Conversations with Duck
There’s currently a duck sitting in my neighbor’s yard. My city is surrounded by lakes, so a duck isn’t a radically weird thing to see, but my little street is a couple of miles from either of these lakes and I’ve never seen a duck here before. He’s sitting in the grass, bobbing his head up and down, appropriately duck-like, and checking things out.
I’ve decided that the duck has arrived on our street as a result of one of three scenarios:
1) He just couldn’t take it anymore—all those water-loving lake-bound fowl, wet feet day in and day out, no hope of anything different. Might as well leave it all behind, feel the grass beneath your webs, see if it really is any better.
2) He took a wrong turn at a moment when everyone else went straight and found himself sitting in the grass in a spot he’d never even contemplated before and decided this was really the spot. Sun on your head, smell of freshly cut grass and baking pavement in your nostrils.
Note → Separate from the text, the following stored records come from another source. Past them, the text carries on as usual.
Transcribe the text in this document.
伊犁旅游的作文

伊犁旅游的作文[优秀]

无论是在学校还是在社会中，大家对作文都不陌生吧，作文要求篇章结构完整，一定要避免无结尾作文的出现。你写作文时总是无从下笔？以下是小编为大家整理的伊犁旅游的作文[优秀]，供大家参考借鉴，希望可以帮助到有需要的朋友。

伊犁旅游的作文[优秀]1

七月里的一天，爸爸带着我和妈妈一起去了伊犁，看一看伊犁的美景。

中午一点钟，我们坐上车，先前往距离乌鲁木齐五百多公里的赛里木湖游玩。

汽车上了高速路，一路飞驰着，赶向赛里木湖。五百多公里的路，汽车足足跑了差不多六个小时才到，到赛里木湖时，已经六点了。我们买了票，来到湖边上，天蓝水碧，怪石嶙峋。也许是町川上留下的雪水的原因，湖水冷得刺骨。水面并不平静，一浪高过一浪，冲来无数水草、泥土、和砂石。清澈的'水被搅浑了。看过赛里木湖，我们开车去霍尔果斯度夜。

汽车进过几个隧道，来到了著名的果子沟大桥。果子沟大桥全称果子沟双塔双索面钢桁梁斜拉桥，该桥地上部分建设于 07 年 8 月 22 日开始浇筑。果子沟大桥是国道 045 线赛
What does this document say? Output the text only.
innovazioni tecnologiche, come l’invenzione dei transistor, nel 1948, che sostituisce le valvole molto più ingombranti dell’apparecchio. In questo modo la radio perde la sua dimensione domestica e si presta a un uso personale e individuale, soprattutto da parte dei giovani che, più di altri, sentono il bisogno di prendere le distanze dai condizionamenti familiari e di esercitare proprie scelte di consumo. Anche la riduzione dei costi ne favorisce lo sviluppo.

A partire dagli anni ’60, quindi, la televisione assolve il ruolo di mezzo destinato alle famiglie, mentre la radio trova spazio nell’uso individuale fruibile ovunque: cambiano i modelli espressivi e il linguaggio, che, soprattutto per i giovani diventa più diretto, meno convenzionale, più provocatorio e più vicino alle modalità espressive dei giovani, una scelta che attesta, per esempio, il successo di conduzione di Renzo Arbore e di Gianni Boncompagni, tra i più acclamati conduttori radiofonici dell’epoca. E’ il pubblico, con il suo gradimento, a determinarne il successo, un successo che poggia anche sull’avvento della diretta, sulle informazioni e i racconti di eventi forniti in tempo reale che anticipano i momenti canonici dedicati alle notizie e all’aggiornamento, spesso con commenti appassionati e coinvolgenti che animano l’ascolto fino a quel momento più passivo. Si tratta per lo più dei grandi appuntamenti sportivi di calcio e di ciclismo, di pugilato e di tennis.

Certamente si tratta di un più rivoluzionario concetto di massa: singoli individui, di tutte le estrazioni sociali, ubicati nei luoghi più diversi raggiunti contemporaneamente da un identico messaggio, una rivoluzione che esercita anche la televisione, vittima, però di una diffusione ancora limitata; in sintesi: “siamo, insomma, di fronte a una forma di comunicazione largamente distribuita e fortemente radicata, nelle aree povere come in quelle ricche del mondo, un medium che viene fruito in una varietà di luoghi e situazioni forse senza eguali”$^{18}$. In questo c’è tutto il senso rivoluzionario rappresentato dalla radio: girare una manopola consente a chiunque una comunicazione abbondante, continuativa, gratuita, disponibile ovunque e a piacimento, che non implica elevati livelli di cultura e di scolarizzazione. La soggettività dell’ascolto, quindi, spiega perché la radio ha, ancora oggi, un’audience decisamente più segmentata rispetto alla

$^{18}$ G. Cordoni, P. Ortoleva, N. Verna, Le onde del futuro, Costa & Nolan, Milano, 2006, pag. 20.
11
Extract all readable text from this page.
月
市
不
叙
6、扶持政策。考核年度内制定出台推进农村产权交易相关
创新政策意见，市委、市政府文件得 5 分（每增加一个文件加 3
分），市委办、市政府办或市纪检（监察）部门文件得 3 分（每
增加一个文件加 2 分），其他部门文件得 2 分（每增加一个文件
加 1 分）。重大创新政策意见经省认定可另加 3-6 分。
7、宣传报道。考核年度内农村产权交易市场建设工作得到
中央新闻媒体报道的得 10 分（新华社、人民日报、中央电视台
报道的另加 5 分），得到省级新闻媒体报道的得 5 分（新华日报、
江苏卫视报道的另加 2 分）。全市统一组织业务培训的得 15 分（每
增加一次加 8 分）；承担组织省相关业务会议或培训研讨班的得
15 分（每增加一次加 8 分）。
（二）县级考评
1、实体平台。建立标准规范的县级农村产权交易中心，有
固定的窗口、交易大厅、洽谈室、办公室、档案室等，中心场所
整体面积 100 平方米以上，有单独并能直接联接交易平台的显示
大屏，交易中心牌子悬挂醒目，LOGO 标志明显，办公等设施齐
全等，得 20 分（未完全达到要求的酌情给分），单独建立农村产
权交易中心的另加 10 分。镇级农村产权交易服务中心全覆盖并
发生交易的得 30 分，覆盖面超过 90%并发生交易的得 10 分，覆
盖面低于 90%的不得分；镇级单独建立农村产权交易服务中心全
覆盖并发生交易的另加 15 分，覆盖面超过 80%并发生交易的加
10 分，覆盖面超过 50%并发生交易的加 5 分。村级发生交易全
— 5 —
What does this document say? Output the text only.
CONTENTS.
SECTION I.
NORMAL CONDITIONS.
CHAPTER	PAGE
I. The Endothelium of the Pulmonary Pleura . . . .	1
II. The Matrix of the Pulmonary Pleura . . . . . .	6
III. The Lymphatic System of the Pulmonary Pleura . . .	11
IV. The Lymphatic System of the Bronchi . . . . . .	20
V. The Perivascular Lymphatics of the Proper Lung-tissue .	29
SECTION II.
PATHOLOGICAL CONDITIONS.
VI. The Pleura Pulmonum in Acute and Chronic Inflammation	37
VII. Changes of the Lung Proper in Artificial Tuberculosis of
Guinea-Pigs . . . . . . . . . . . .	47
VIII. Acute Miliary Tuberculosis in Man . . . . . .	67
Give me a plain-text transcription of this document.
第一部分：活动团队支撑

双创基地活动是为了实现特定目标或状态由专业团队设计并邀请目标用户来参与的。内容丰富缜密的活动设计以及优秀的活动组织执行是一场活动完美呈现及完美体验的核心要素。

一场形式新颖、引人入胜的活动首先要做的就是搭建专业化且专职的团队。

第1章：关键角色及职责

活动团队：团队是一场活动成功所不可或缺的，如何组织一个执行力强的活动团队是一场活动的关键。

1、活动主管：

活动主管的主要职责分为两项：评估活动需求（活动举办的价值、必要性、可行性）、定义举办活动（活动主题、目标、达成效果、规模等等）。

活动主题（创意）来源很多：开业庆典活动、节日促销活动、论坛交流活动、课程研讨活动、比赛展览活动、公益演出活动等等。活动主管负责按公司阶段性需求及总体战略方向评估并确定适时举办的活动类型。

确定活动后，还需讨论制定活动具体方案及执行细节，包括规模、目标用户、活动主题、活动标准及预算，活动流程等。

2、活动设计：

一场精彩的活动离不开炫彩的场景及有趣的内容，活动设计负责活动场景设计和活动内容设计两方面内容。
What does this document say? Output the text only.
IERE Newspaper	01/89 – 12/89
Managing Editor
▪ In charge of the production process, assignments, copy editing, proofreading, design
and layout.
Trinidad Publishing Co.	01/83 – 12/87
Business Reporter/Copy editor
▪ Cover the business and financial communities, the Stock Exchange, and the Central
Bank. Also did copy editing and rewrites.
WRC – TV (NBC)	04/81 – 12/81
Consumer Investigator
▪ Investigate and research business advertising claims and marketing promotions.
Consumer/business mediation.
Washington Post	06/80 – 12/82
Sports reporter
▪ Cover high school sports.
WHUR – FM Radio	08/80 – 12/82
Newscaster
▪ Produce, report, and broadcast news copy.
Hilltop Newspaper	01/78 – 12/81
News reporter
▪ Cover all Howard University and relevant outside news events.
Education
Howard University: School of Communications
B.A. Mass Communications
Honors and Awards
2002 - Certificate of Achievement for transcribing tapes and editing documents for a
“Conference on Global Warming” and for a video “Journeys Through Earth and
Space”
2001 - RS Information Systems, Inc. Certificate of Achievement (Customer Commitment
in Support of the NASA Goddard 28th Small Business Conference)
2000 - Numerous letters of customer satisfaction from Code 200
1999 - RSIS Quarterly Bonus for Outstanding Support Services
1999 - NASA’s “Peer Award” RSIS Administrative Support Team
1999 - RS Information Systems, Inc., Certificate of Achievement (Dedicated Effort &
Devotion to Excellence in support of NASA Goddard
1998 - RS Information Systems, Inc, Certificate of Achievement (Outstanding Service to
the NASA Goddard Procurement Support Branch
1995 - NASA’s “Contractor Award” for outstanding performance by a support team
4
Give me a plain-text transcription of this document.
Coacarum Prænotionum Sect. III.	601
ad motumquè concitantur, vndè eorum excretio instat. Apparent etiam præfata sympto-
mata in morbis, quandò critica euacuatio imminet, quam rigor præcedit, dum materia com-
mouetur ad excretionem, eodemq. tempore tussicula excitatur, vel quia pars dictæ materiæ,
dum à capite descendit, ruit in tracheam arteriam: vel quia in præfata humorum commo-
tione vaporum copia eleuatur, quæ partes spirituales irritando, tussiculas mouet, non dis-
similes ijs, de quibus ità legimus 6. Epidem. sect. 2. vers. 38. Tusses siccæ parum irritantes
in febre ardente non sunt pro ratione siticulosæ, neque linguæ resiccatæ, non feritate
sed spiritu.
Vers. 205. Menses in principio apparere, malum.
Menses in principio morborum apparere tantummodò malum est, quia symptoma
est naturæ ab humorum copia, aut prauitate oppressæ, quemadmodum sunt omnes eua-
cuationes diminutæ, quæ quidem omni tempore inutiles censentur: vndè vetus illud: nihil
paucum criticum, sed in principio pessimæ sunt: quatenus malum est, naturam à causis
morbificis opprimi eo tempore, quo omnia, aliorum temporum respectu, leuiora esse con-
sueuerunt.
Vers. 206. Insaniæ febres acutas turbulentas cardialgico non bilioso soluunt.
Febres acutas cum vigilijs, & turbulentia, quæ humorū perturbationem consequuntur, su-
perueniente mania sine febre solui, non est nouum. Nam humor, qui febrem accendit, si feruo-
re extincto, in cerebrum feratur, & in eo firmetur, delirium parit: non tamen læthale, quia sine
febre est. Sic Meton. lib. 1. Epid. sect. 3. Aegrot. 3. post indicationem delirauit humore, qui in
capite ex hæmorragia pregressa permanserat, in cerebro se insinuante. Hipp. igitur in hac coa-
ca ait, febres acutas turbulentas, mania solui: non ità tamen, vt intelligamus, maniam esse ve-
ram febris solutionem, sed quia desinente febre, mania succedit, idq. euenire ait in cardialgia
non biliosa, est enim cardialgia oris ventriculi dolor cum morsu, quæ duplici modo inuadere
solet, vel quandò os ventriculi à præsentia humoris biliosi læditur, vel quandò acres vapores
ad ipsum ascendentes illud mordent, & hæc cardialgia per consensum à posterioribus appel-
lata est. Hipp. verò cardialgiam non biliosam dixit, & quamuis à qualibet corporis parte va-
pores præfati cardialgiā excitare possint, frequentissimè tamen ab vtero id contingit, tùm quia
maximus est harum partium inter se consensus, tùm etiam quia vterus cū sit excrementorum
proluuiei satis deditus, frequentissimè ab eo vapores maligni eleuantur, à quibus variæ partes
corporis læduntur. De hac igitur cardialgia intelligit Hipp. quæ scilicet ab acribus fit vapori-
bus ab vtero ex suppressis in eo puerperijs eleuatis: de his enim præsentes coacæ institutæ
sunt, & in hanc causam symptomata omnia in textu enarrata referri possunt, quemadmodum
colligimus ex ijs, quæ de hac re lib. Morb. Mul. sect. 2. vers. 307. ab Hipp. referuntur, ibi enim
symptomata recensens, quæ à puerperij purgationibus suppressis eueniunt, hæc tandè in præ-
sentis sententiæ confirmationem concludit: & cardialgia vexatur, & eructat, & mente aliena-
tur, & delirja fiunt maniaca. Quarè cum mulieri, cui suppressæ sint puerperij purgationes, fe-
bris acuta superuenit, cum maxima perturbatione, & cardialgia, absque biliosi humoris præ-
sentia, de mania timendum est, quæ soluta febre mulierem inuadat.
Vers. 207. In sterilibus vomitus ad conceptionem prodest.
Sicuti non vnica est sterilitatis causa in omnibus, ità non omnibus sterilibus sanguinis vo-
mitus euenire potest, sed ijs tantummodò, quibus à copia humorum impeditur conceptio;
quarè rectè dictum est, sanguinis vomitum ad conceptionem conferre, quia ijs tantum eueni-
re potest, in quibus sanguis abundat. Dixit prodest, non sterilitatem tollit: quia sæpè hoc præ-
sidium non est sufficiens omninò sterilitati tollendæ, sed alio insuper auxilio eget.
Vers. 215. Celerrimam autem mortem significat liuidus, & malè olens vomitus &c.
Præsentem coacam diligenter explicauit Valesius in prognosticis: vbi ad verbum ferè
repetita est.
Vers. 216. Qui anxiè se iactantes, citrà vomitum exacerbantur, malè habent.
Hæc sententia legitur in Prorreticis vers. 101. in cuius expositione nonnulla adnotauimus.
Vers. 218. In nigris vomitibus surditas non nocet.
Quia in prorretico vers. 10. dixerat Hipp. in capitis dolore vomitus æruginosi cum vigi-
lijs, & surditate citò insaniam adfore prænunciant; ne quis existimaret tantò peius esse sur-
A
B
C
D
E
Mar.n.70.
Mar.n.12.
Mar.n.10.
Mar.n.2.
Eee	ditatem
It’s not what you’d planned, but it’s good. Might as well sit a while and ponder your luck.
3) He got pushed and jostled and generally misdirected in his already distracted travels (So many things to think about—girls, the sound of jet planes and how to judge if you’re about to get run down, that piece of bread that was probably a bit too far gone.) and now suddenly he’s not on his own lake anymore. He’s in a neighborhood where people mow the lawn instead of letting it grow long and the cars are going a bit too fast to make a break for it and so down he sits. Sooner or later, the answer will come. Until then, it’s best not to move too quickly for fear of knocking it right out of your tiny little head.
I don’t know which of these scenarios brought him here. But I’m looking at this duck on the grass in the middle of a residential street with no water and trying to say, telepathically, “I hear you, dude.” I hope he stays, because I suddenly feel like I have company.